Personality trait predictors of placebo analgesia and neurobiological correlates

Abstract

Personality traits have been shown to interact with environmental cues to modulate biological responses including treatment responses, and potentially having a role in the formation of placebo effects. Here, we assessed psychological traits in 50 healthy controls as to their capacity to predict placebo analgesic effects, placebo-induced activation of μ-opioid neurotransmission and changes in cortisol plasma levels during a sustained experimental pain challenge (hypertonic saline infused in the masseter muscle) with and without placebo administration. Statistical analyses showed that an aggregate of scores from Ego-Resiliency, NEO Altruism, NEO Straightforwardness (positive predictors) and NEO Angry Hostility (negative predictor) scales accounted for 25% of the variance in placebo analgesic responses. Molecular imaging showed that subjects scoring above the median in a composite of those trait measures also presented greater placebo-induced activation of μ-opioid neurotransmission in the subgenual and dorsal anterior cingulate cortex (ACC), orbitofrontal cortex, insula, nucleus accumbens, amygdala and periaqueductal gray (PAG). Endogenous opioid release in the dorsal ACC and PAG was positively correlated with placebo-induced reductions in pain ratings. Significant reductions in cortisol levels were observed during placebo administration and were positively correlated with decreases in pain ratings, μ-opioid system activation in the dorsal ACC and PAG, and as a trend, negatively with NEO Angry Hostility scores. Our results show that personality traits explain a substantial proportion of the variance in placebo analgesic responses and are further associated with activations in endogenous opioid neurotransmission, and as a trend cortisol plasma levels.
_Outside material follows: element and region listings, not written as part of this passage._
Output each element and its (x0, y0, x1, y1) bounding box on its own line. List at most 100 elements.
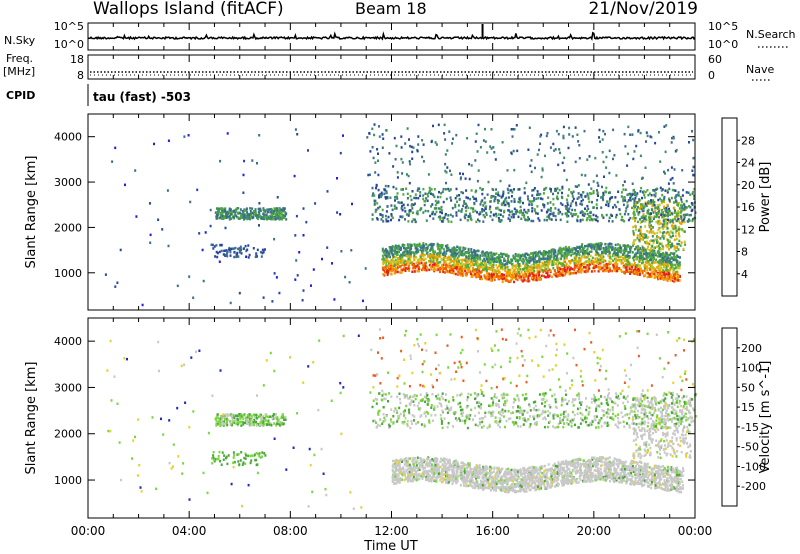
data-cell (516, 278, 519, 282)
data-cell (464, 177, 467, 180)
data-cell (662, 258, 665, 262)
data-cell (594, 260, 596, 264)
data-cell (413, 253, 416, 256)
data-cell (457, 265, 460, 269)
data-cell (586, 270, 589, 273)
data-cell (420, 261, 423, 265)
data-cell (569, 204, 572, 208)
data-cell (462, 248, 465, 252)
data-cell (540, 274, 543, 278)
data-cell (560, 251, 563, 254)
data-cell (437, 252, 440, 255)
data-cell (506, 169, 509, 172)
data-cell (586, 263, 589, 267)
data-cell (457, 258, 460, 262)
data-cell (402, 203, 405, 207)
data-cell (388, 262, 390, 265)
data-cell (414, 202, 416, 205)
data-cell (500, 202, 503, 205)
data-cell (458, 194, 461, 197)
data-cell (640, 267, 642, 270)
data-cell (489, 261, 492, 264)
data-cell (283, 209, 286, 212)
data-cell (403, 265, 406, 269)
data-cell (557, 249, 560, 252)
data-cell (351, 202, 353, 206)
data-cell (394, 249, 396, 252)
data-cell (671, 242, 673, 246)
data-cell (646, 247, 649, 251)
data-cell (518, 273, 521, 276)
data-cell (501, 277, 504, 280)
data-cell (648, 212, 651, 215)
data-cell (587, 197, 590, 200)
data-cell (236, 252, 238, 256)
data-cell (574, 160, 577, 164)
data-cell (427, 255, 429, 258)
data-cell (404, 266, 407, 270)
data-cell (550, 218, 553, 221)
data-cell (676, 215, 678, 218)
data-cell (386, 259, 389, 263)
data-cell (604, 269, 607, 273)
data-cell (645, 271, 648, 275)
data-cell (620, 262, 623, 265)
data-cell (673, 252, 676, 255)
data-cell (672, 137, 675, 140)
data-cell (598, 128, 601, 132)
data-cell (623, 244, 626, 247)
data-cell (645, 253, 648, 257)
data-cell (476, 150, 479, 153)
nave-tick-top: 60 (708, 53, 722, 66)
data-cell (219, 216, 222, 219)
data-cell (468, 177, 471, 181)
data-cell (587, 183, 590, 186)
data-cell (390, 272, 393, 276)
data-cell (492, 260, 495, 264)
data-cell (478, 213, 481, 216)
data-cell (652, 200, 655, 204)
data-cell (576, 264, 579, 267)
data-cell (495, 188, 498, 191)
data-cell (344, 275, 347, 279)
data-cell (390, 267, 392, 271)
data-cell (426, 199, 429, 202)
data-cell (512, 272, 514, 275)
data-cell (612, 206, 614, 209)
data-cell (584, 212, 587, 216)
data-cell (645, 252, 648, 255)
data-cell (580, 269, 583, 273)
data-cell (531, 269, 534, 273)
data-cell (584, 245, 586, 248)
data-cell (651, 204, 654, 207)
data-cell (394, 252, 397, 255)
data-cell (476, 211, 479, 214)
data-cell (575, 213, 578, 216)
data-cell (606, 269, 609, 272)
data-cell (475, 220, 478, 224)
data-cell (244, 244, 247, 248)
data-cell (487, 253, 490, 257)
data-cell (673, 277, 676, 280)
data-cell (462, 191, 464, 195)
data-cell (644, 202, 647, 206)
data-cell (116, 281, 119, 284)
data-cell (390, 214, 393, 217)
data-cell (629, 265, 632, 268)
data-cell (586, 217, 589, 220)
data-cell (639, 225, 642, 229)
data-cell (237, 217, 240, 220)
data-cell (629, 270, 632, 274)
data-cell (643, 264, 646, 268)
data-cell (558, 268, 561, 271)
data-cell (515, 254, 518, 258)
data-cell (474, 253, 476, 257)
data-cell (541, 197, 544, 201)
data-cell (498, 253, 500, 257)
data-cell (473, 197, 476, 200)
data-cell (671, 188, 674, 192)
data-cell (398, 257, 401, 260)
data-cell (522, 276, 525, 279)
data-cell (567, 249, 569, 252)
data-cell (461, 266, 464, 270)
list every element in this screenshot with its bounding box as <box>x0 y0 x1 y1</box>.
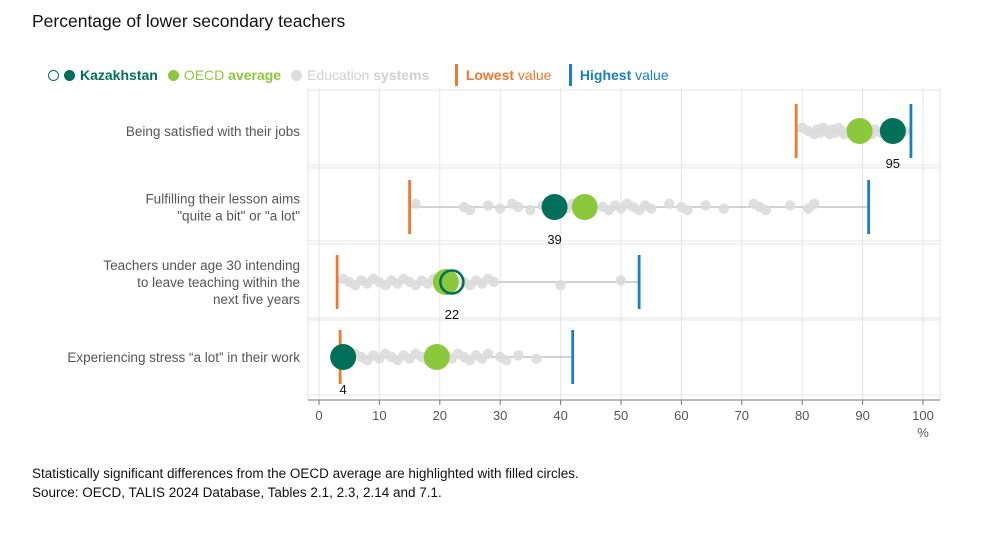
lowest-value-marker <box>335 255 339 309</box>
legend-lowest-bold: Lowest <box>465 67 515 83</box>
systems-circle-icon <box>291 69 303 81</box>
row-label: Teachers under age 30 intending <box>103 258 300 273</box>
legend-systems: Education systems <box>291 67 429 83</box>
oecd-average-point <box>423 344 450 370</box>
system-point <box>615 275 627 286</box>
footnote: Statistically significant differences fr… <box>32 464 579 502</box>
system-point <box>482 348 494 359</box>
footnote-significance: Statistically significant differences fr… <box>32 466 579 481</box>
system-point <box>525 205 536 216</box>
oecd-circle-icon <box>167 69 179 81</box>
x-tick-label: 50 <box>614 408 628 423</box>
system-point <box>495 203 506 214</box>
dot-plot-chart: 0 10 20 30 40 50 60 70 80 90 100% Being satisfied w… <box>67 88 941 440</box>
system-point <box>718 203 729 214</box>
legend-highest-rest: value <box>631 67 669 83</box>
x-tick-label: 10 <box>372 408 386 423</box>
hollow-circle-icon <box>48 69 59 81</box>
system-point <box>700 200 711 211</box>
oecd-average-point <box>571 194 598 220</box>
system-point <box>482 200 494 211</box>
row-label: next five years <box>213 292 300 307</box>
system-point <box>760 205 772 216</box>
row-label: Being satisfied with their jobs <box>126 124 300 139</box>
x-tick-label: 90 <box>855 408 869 423</box>
x-tick-label: 70 <box>735 408 749 423</box>
row-label: Fulfilling their lesson aims <box>145 192 300 207</box>
system-point <box>531 353 542 364</box>
lowest-value-marker <box>408 180 411 234</box>
row-label: "quite a bit" or "a lot" <box>177 209 300 224</box>
kazakhstan-point <box>439 269 465 295</box>
footnote-source: Source: OECD, TALIS 2024 Database, Table… <box>32 485 442 500</box>
kazakhstan-point <box>879 118 906 144</box>
legend: Kazakhstan OECD average Education system… <box>48 64 679 86</box>
system-point <box>682 205 693 216</box>
system-point <box>488 276 500 288</box>
x-tick-label: 0 <box>315 408 322 423</box>
oecd-average-point <box>846 118 873 144</box>
chart-title: Percentage of lower secondary teachers <box>32 11 346 31</box>
highest-value-marker <box>637 255 641 309</box>
x-tick-label: 100 <box>912 408 934 423</box>
x-axis-label: % <box>917 425 929 440</box>
row-label: to leave teaching within the <box>137 275 300 290</box>
legend-highest: Highest value <box>569 64 669 86</box>
row-label: Experiencing stress “a lot” in their wor… <box>67 350 300 365</box>
system-point <box>809 198 820 209</box>
legend-oecd-prefix: OECD <box>183 67 229 83</box>
x-tick-label: 80 <box>795 408 809 423</box>
system-point <box>410 198 421 209</box>
filled-circle-icon <box>64 69 75 81</box>
highest-value-marker <box>867 180 871 234</box>
system-point <box>664 198 675 209</box>
x-tick-label: 20 <box>433 408 447 423</box>
legend-edu-prefix: Education <box>307 67 374 83</box>
kazakhstan-point <box>330 344 357 370</box>
kazakhstan-value-label: 39 <box>547 232 561 247</box>
system-point <box>501 355 512 366</box>
kazakhstan-point <box>541 194 568 220</box>
x-tick-label: 60 <box>674 408 688 423</box>
legend-oecd-bold: average <box>228 67 282 83</box>
kazakhstan-value-label: 4 <box>340 382 347 397</box>
system-point <box>513 201 524 213</box>
system-point <box>646 203 657 214</box>
legend-kazakhstan: Kazakhstan <box>48 67 158 83</box>
system-point <box>464 205 476 216</box>
legend-kazakhstan-label: Kazakhstan <box>80 67 158 83</box>
kazakhstan-value-label: 22 <box>445 307 459 322</box>
lowest-bar-icon <box>455 64 458 86</box>
legend-oecd: OECD average <box>167 67 282 83</box>
legend-lowest-rest: value <box>514 67 552 83</box>
system-point <box>784 200 796 211</box>
highest-value-marker <box>909 104 913 158</box>
system-point <box>513 350 524 361</box>
highest-value-marker <box>571 330 575 384</box>
x-tick-label: 30 <box>493 408 507 423</box>
legend-lowest: Lowest value <box>455 64 551 86</box>
lowest-value-marker <box>794 104 798 158</box>
x-tick-label: 40 <box>553 408 567 423</box>
legend-edu-bold: systems <box>373 67 430 83</box>
kazakhstan-value-label: 95 <box>886 156 900 171</box>
legend-highest-bold: Highest <box>579 67 632 83</box>
highest-bar-icon <box>569 64 572 86</box>
system-point <box>555 280 566 291</box>
oecd-average-point <box>432 269 459 295</box>
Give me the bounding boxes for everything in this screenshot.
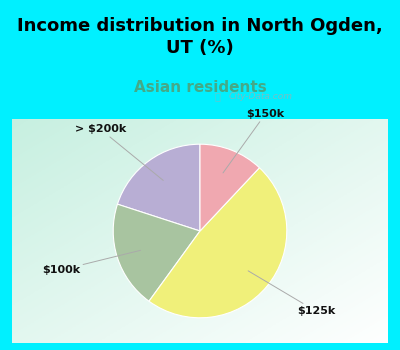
Text: $100k: $100k: [42, 250, 140, 275]
Text: $150k: $150k: [223, 109, 284, 173]
Text: > $200k: > $200k: [75, 124, 163, 181]
Text: ⓘ: ⓘ: [214, 91, 220, 102]
Text: $125k: $125k: [248, 271, 335, 316]
Wedge shape: [200, 144, 260, 231]
Text: Income distribution in North Ogden,
UT (%): Income distribution in North Ogden, UT (…: [17, 17, 383, 57]
Wedge shape: [113, 204, 200, 301]
Text: City-Data.com: City-Data.com: [229, 92, 293, 101]
Text: Asian residents: Asian residents: [134, 80, 266, 95]
Wedge shape: [149, 168, 287, 318]
Wedge shape: [118, 144, 200, 231]
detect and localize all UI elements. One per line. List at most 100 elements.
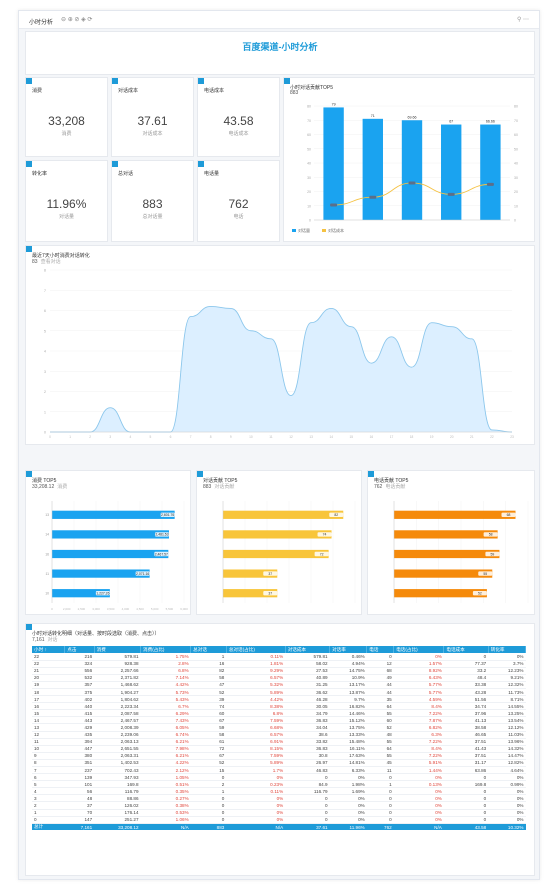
table-cell: 0 (443, 773, 489, 782)
table-row[interactable]: 1 70 176.14 0.53% 0 0% 0 0% 0 0% 0 0% (32, 809, 526, 817)
bar-data-label: 82 (334, 513, 338, 517)
table-cell: 216 (64, 653, 95, 661)
table-cell: 7.22% (393, 709, 444, 718)
panel-title: 对话贡献 TOP5 (203, 478, 238, 484)
table-row[interactable]: 5 101 169.8 0.51% 2 0.23% 84.9 1.98% 1 0.13% 169.8… (32, 780, 526, 789)
total-cell: N/A (226, 823, 286, 831)
dialog-hint[interactable]: 对话贡献 (214, 484, 235, 490)
table-cell: 21 (32, 667, 65, 675)
consume-hint[interactable]: 消费 (57, 484, 68, 490)
table-cell: 6.7% (140, 702, 191, 711)
trend-hint[interactable]: 查看对话 (40, 259, 61, 265)
table-cell: 0.35% (140, 787, 191, 796)
table-cell: 4.42% (226, 695, 286, 704)
column-header[interactable]: 消费 (94, 646, 142, 653)
table-row[interactable]: 14 443 2,467.57 7.43% 67 7.59% 36.83 15.12% 60 7.… (32, 716, 526, 725)
total-cell: 总计 (32, 823, 65, 831)
table-cell: 1.57% (393, 660, 444, 668)
table-cell: 0.11% (226, 653, 286, 661)
table-row[interactable]: 10 447 2,651.55 7.98% 72 8.15% 36.83 16.11% 64 8.… (32, 745, 526, 753)
table-row[interactable]: 2 37 126.02 0.38% 0 0% 0 0% 0 0% 0 0% (32, 801, 526, 810)
table-cell: 8.4% (393, 702, 444, 711)
table-cell: 13 (32, 723, 65, 732)
x-tick-label: 12 (289, 435, 293, 439)
column-header[interactable]: 点击 (64, 646, 95, 653)
bar-mark (480, 124, 501, 220)
dialog-value: 883 (203, 484, 212, 490)
table-row[interactable]: 21 556 2,257.66 6.8% 82 9.29% 27.53 14.75% 68 8.9… (32, 667, 526, 675)
table-row[interactable]: 8 351 1,402.53 4.22% 52 5.89% 26.97 14.81% 45 5.9… (32, 759, 526, 768)
table-row[interactable]: 9 380 2,063.31 6.21% 67 7.59% 30.8 17.63% 55 7.22… (32, 752, 526, 760)
toolbar-icons[interactable]: ⊖ ⊕ ⊘ ◈ ⟳ (61, 17, 93, 23)
column-header[interactable]: 消费(占比) (140, 646, 192, 653)
table-cell: 60 (190, 709, 227, 718)
column-header[interactable]: 对话成本 (285, 646, 331, 653)
table-cell: 13.87% (329, 688, 367, 697)
table-cell: 556 (64, 667, 95, 675)
table-cell: 46.65 (443, 731, 489, 739)
table-cell: 116.79 (94, 787, 141, 796)
table-row[interactable]: 18 375 1,904.27 5.73% 52 5.89% 36.62 13.87% 44 5.… (32, 688, 526, 697)
bar-mark (441, 124, 462, 220)
table-row[interactable]: 6 139 347.93 1.05% 0 0% 0 0% 0 0% 0 0% (32, 773, 526, 782)
bar-data-label: 66.66 (486, 120, 495, 124)
breadcrumb[interactable]: 小时分析 (29, 20, 54, 26)
x-tick-label: 3,000 (92, 607, 100, 611)
table-cell: 0% (488, 801, 526, 810)
table-row[interactable]: 13 429 2,008.39 6.05% 59 6.68% 34.04 13.75% 52 6.… (32, 723, 526, 732)
toolbar-right-icons[interactable]: ⚲ ⋯ (516, 17, 529, 23)
table-row[interactable]: 4 56 116.79 0.35% 1 0.11% 116.79 1.69% 0 0% 0 0% (32, 787, 526, 796)
x-tick-label: 22 (490, 435, 494, 439)
column-header[interactable]: 小时 ↑ (32, 646, 66, 653)
table-cell: 37.96 (443, 709, 489, 718)
table-cell: 0% (488, 816, 526, 824)
table-row[interactable]: 7 237 702.43 2.12% 15 1.7% 46.83 6.33% 11 1.44% 63… (32, 766, 526, 775)
table-hint[interactable]: 对话 (47, 637, 58, 643)
column-header[interactable]: 对话率 (329, 646, 368, 653)
phone-hint[interactable]: 电话贡献 (385, 484, 406, 490)
table-cell: 0% (393, 794, 444, 803)
column-header[interactable]: 转化率 (488, 646, 527, 653)
table-cell: 16.11% (329, 745, 367, 753)
total-cell: 37.61 (285, 823, 330, 831)
table-cell: 22 (32, 660, 65, 668)
table-cell: 19 (32, 681, 65, 689)
table-row[interactable]: 22 216 579.81 1.75% 1 0.11% 579.81 0.46% 0 0% 0 0% (32, 653, 526, 661)
table-cell: 0 (285, 809, 330, 817)
table-cell: 0% (393, 787, 444, 796)
column-header[interactable]: 总对话 (190, 646, 227, 653)
table-row[interactable]: 11 394 2,063.13 6.21% 61 6.91% 33.82 15.48% 55 7.… (32, 738, 526, 746)
table-cell: 2,063.13 (94, 738, 141, 746)
table-row[interactable]: 16 440 2,223.34 6.7% 74 8.38% 30.05 16.82% 64 8.4… (32, 702, 526, 711)
column-header[interactable]: 电话(占比) (393, 646, 445, 653)
card-tag-icon (26, 624, 32, 630)
bar-label-bg (263, 591, 278, 596)
bar-data-label: 59 (491, 552, 495, 556)
table-cell: 14.55% (488, 702, 526, 711)
table-cell: 48 (64, 794, 95, 803)
column-header[interactable]: 总对话(占比) (226, 646, 286, 653)
column-header[interactable]: 电话 (366, 646, 395, 653)
table-row[interactable]: 22 324 928.38 2.8% 16 1.81% 58.02 4.94% 12 1.57% 7… (32, 660, 526, 668)
bar-label-bg (472, 591, 487, 596)
table-row[interactable]: 3 48 88.86 0.27% 0 0% 0 0% 0 0% 0 0% (32, 794, 526, 803)
table-row[interactable]: 17 402 1,804.62 5.43% 39 4.42% 46.28 9.7% 35 4.59… (32, 695, 526, 704)
table-total-row: 总计 7,161 33,208.12 N/A 883 N/A 37.61 11.96% 762 N… (32, 823, 526, 831)
table-row[interactable]: 12 435 2,239.06 6.74% 58 6.57% 38.6 13.33% 48 6.3… (32, 731, 526, 739)
table-cell: 237 (64, 766, 95, 775)
table-row[interactable]: 20 532 2,371.82 7.14% 58 6.57% 40.89 10.9% 49 6.4… (32, 674, 526, 682)
table-row[interactable]: 19 357 1,468.62 4.42% 47 5.32% 31.25 13.17% 44 5.… (32, 681, 526, 689)
table-cell: 37.51 (443, 738, 489, 746)
x-tick-label: 0 (49, 435, 51, 439)
table-cell: 14.75% (329, 667, 367, 675)
table-row[interactable]: 15 415 2,087.58 6.29% 60 6.8% 34.79 14.46% 55 7.2… (32, 709, 526, 718)
table-cell: 4.42% (140, 681, 191, 689)
x-tick-label: 9 (230, 435, 232, 439)
table-cell: 0% (488, 773, 526, 782)
column-header[interactable]: 电话成本 (443, 646, 489, 653)
table-row[interactable]: 0 147 251.27 1.06% 0 0% 0 0% 0 0% 0 0% (32, 816, 526, 824)
table-cell: 12.32% (488, 681, 526, 689)
panel-value: 7,161 对话 (32, 636, 58, 643)
kpi-sub: 对话成本 (142, 131, 163, 137)
table-cell: 84.9 (285, 780, 330, 789)
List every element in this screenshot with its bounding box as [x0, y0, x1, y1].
This initial data, if replicated in larger sample, suggest that simple trait measures easily deployable in the field could be utilized to reduce variability in clinical trials, but may also point to measures of individual resiliency in the face of aversive stimuli such as persistent pain and potentially other stressors.

Figure 1

Simple linear regression representing percent change in Placebo Response associated with 1 SD increase in Trait Measure (with 95% confidence intervals). (** indicates P<0.01; * indicates P<0.05).

Figure 2

Scatterplot and least squares regression line: Percent placebo response (change in pain intensity ratings) and standardized x-score from the optimal PLS model: scatterplot and least squares regression line.

Figure 3

Upper left: experimental design. Two [¹¹C] carfentanil scans were obtained in each subject, with and without administration of a placebo. Lower left: regions of greater μ-opioid release during placebo administration in subjects with High x-scores vs Low x-score. Upper right: x-scores correlations with μ-opioid system activation (change in μ-opioid BP_ND) in the NAc after placebo administration. Lower right: correlations between μ-opioid system activation in the NAc during placebo and the change in pain ratings as measured with the MPQ. BP_ND, binding potential nondisplaceable; MPQ, McGill Pain Questionnaire; NAc, Nucleus accumbens; PAG, Periaqueductal gray; sgACC/dACC, subgenual/dorsal Anterior Cingulate Cortex; VAS, Visual analog scale.

Figure 4

Left: reductions in cortisol plasma levels (μg/dl) after placebo administration. The sustained pain challenge was administered during 20 min, starting at 45 min scan time. Right: Pearson correlations between total MPQ scores and decreases in cortisol plasma levels (μgr/dl) during (pain+placebo)−pain condition 5 min after pain starts. Decreases in cortisol plasma levels within the first 10 min of the pain challenge during placebo administration predicted 33% of the variance of the MPQ scores.